CBC successfully extracted nonlinear features like an isola from experiments.

The method was validated against open-loop measurements with good agreement.

Careful handling of higher-harmonics is necessary for accurate force application.

Abstract

This paper presents a systematic method for exploring the nonlinear dynamics of multi-degree-of-freedom (MDOF) physical experiments. To illustrate the power of this method, known as control-based continuation (CBC), it is applied to a nonlinear beam structure that exhibits a strong 3:1 modal coupling between its first two bending modes. CBC is able to extract a range of dynamical features, including an isola, directly from the experiment without recourse to model fitting or other indirect data-processing methods.

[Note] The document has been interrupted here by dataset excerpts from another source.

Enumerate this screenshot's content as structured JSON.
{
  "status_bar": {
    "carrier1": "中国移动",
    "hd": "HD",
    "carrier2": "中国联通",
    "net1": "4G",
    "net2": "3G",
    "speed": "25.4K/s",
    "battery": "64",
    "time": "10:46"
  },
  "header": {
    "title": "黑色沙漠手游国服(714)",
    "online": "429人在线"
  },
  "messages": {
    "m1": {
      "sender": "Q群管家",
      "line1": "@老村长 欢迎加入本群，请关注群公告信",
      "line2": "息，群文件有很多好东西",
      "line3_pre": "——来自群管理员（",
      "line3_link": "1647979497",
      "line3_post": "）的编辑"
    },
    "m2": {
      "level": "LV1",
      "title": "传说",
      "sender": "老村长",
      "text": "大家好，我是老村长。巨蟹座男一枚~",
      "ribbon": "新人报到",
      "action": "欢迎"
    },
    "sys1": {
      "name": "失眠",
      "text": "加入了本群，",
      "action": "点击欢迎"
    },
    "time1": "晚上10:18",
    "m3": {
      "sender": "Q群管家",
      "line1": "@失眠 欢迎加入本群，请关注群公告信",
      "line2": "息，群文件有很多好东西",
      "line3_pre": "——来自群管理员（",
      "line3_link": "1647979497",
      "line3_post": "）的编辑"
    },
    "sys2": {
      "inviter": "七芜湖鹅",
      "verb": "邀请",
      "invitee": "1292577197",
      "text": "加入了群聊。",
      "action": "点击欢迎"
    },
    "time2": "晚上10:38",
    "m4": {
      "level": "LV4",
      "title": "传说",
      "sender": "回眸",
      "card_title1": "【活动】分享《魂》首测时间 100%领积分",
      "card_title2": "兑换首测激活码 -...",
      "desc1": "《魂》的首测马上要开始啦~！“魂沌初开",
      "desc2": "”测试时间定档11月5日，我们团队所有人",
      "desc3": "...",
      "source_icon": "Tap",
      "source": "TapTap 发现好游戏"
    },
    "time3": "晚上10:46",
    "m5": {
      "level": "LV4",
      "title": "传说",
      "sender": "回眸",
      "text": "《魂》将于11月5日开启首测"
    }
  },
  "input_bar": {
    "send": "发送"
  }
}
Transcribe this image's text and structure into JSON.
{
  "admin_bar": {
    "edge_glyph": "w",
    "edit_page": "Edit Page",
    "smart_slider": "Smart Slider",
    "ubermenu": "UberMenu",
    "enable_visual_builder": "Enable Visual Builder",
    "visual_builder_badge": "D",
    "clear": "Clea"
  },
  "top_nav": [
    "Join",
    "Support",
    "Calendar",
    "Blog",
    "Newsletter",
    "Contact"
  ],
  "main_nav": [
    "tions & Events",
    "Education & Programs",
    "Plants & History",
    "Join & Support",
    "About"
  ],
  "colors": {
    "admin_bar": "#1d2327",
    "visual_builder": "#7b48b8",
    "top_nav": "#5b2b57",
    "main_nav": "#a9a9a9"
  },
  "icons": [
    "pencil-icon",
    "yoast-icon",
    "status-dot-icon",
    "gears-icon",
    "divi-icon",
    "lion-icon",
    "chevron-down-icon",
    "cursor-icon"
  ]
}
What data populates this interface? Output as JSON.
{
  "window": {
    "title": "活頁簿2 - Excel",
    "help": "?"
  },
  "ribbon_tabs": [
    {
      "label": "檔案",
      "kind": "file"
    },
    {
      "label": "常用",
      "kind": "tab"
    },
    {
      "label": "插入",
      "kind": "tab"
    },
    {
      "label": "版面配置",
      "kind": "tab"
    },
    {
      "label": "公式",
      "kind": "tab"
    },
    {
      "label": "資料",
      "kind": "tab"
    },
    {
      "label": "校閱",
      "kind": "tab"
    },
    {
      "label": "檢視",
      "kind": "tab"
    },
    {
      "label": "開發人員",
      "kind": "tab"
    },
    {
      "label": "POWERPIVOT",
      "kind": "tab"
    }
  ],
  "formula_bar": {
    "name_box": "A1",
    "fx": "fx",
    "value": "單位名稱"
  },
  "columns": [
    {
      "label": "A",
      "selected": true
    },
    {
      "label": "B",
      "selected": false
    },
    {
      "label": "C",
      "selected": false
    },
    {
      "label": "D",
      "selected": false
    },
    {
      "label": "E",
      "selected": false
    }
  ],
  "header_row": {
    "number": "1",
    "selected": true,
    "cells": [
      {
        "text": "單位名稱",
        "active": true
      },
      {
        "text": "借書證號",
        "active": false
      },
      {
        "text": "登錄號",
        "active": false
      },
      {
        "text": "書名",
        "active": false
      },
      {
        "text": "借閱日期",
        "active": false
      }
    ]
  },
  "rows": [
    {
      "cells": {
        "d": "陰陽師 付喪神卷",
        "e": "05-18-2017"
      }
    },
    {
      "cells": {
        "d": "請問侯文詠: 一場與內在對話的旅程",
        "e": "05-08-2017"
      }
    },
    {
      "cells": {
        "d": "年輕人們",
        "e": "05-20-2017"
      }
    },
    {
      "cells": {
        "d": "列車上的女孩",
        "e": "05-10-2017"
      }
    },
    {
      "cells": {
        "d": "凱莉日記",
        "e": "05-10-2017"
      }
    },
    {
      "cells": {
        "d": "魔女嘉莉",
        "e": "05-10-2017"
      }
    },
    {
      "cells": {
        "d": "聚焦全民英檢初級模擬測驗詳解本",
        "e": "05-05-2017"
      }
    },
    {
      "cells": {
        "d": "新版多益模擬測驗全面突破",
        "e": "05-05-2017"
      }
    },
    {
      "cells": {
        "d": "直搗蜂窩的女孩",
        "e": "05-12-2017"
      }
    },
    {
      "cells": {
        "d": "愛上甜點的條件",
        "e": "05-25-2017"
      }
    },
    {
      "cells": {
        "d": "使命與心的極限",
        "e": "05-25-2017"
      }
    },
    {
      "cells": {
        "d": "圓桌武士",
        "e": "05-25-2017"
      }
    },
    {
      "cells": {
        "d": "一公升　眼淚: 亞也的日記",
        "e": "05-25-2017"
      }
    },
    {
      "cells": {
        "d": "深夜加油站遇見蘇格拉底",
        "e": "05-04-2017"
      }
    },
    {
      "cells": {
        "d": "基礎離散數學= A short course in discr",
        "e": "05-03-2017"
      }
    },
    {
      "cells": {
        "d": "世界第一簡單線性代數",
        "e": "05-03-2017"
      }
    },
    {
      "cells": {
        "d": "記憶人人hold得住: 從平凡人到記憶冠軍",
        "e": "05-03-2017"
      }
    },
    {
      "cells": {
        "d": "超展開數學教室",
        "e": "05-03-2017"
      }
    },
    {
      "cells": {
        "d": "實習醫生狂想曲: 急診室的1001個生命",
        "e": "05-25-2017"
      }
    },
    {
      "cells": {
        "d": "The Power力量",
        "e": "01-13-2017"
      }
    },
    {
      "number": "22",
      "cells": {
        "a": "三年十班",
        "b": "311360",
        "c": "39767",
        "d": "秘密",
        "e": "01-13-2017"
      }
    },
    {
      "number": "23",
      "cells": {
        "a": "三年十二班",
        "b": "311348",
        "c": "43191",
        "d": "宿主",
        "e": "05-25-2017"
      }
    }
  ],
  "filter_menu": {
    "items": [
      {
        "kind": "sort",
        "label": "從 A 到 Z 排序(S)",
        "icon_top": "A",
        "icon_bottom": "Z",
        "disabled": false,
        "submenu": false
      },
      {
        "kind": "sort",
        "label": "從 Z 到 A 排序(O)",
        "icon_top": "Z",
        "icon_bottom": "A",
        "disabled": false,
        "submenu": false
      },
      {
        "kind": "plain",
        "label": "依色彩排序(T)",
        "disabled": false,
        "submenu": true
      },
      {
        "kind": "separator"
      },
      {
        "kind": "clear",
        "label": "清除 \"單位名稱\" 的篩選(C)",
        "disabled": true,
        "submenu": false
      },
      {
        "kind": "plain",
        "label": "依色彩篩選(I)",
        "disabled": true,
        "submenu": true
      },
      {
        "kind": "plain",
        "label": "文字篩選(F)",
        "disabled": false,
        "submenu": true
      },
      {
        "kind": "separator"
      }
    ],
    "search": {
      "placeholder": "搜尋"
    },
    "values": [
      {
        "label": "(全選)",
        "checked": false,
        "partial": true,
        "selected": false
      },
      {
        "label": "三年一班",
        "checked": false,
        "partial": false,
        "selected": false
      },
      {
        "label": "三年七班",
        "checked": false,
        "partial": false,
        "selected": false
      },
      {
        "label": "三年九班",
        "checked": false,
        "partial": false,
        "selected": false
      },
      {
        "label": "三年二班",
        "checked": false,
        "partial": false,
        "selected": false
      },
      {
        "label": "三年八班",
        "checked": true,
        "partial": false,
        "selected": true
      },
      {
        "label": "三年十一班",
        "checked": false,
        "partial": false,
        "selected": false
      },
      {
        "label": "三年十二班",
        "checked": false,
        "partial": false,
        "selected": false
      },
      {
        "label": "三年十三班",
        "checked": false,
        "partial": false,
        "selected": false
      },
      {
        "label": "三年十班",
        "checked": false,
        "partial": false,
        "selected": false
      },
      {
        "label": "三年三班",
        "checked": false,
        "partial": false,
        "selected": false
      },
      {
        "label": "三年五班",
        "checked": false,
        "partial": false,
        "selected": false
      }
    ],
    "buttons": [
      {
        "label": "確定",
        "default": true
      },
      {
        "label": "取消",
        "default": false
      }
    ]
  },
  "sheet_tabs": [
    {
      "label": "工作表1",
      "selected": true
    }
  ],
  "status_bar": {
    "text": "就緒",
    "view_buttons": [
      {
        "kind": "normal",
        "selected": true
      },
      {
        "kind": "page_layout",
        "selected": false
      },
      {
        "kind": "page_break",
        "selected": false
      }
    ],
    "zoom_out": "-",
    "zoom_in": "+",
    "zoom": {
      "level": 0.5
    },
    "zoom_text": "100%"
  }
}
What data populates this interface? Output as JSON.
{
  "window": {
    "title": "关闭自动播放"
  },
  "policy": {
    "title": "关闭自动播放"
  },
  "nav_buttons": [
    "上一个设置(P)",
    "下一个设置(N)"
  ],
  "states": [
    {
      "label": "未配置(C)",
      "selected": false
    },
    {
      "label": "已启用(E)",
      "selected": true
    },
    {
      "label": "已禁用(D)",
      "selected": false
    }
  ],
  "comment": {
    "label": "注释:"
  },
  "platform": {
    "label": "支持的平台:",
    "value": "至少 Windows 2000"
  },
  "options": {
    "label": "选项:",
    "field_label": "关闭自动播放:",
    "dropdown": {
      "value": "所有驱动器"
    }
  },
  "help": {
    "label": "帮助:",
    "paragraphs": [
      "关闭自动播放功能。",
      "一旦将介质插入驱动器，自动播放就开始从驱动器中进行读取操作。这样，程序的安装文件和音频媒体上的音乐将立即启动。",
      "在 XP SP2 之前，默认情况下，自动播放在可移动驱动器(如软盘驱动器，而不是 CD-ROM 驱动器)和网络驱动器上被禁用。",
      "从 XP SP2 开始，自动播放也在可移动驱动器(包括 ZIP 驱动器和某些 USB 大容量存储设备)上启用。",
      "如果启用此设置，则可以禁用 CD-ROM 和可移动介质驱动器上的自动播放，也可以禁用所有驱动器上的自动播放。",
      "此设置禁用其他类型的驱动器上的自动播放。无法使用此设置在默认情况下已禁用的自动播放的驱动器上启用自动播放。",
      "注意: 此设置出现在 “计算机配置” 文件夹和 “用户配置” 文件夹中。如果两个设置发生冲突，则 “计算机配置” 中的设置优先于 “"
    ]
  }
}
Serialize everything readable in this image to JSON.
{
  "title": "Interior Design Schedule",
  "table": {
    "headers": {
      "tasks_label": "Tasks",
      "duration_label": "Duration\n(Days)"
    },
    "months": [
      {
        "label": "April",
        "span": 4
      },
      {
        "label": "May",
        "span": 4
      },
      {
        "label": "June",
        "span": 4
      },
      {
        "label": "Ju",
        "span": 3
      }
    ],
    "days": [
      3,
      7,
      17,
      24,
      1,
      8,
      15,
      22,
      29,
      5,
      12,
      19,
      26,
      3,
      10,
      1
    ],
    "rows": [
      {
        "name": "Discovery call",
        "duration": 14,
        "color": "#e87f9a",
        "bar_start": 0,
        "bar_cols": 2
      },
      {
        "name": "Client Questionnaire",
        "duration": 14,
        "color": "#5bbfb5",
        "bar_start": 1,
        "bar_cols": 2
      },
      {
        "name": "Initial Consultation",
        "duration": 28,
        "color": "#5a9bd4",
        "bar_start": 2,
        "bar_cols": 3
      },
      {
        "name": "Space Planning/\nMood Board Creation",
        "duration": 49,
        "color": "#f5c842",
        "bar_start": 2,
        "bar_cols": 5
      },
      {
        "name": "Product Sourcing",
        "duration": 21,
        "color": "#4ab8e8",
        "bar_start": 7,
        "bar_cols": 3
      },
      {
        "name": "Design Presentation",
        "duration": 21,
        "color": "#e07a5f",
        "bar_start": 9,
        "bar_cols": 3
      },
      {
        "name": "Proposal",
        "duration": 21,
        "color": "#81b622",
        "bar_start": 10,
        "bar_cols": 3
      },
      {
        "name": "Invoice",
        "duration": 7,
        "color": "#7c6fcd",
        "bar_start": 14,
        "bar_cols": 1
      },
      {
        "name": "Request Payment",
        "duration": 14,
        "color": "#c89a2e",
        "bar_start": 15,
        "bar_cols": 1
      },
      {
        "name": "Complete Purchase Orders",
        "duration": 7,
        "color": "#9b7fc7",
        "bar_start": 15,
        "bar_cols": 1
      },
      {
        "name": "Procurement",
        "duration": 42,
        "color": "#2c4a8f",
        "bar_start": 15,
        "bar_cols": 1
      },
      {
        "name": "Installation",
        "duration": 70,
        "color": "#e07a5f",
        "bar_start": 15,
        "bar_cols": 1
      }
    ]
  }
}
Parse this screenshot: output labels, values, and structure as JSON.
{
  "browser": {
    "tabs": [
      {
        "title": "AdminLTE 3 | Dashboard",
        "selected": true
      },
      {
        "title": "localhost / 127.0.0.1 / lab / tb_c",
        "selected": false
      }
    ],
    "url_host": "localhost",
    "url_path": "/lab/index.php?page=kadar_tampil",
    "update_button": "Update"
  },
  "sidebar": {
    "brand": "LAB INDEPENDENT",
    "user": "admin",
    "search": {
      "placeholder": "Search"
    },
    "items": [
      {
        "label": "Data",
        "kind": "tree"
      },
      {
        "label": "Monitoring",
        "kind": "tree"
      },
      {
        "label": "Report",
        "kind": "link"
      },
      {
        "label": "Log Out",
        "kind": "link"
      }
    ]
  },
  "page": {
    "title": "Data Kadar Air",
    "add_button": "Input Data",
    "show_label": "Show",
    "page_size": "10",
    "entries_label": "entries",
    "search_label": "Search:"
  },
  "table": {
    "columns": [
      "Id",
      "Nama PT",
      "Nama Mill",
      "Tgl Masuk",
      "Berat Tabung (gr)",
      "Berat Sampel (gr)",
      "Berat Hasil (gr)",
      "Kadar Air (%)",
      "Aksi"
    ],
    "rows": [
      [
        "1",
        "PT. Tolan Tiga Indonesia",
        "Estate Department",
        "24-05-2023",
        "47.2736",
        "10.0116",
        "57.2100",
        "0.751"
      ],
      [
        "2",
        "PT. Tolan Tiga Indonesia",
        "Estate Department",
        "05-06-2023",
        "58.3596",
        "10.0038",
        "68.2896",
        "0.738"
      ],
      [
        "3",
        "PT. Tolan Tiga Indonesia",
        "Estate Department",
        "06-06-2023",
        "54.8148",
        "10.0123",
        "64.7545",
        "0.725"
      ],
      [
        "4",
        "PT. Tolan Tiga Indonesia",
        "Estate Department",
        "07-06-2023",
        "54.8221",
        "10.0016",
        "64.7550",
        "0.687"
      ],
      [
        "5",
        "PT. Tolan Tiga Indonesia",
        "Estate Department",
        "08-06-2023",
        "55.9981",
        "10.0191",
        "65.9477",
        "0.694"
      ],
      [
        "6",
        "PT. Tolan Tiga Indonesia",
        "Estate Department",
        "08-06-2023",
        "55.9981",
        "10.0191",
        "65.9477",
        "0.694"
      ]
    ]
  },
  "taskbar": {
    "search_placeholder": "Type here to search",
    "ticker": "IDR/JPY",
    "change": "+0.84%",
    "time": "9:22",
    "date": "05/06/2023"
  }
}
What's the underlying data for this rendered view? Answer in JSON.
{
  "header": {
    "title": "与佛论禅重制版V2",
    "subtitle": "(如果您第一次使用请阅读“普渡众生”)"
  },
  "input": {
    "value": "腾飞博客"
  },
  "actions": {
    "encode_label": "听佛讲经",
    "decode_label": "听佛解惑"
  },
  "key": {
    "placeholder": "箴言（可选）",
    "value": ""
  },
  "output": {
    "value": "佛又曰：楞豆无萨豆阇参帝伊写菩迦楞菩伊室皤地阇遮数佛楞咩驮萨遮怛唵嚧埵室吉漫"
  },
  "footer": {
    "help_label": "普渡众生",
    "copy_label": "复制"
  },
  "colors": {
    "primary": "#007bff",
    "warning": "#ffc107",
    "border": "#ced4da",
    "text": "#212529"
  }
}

Previously, CBC has only been applied to (essentially) single-degree-of-freedom experiments; in this paper we show that the required feedback-control methods and path-following techniques can equally be applied to MDOF systems. A low-level broadband excitation is initially applied to the experiment to obtain the requisite information for controller design and, subsequently, the physical experiment is treated as a `black box' that is probed using CBC. The invasiveness of the controller used is analysed and experimental results are validated with open-loop measurements. Good agreement between open- and closed-loop results is achieved, though it is found that care needs to be taken in dealing with the presence of higher-harmonics in the force applied to the structure.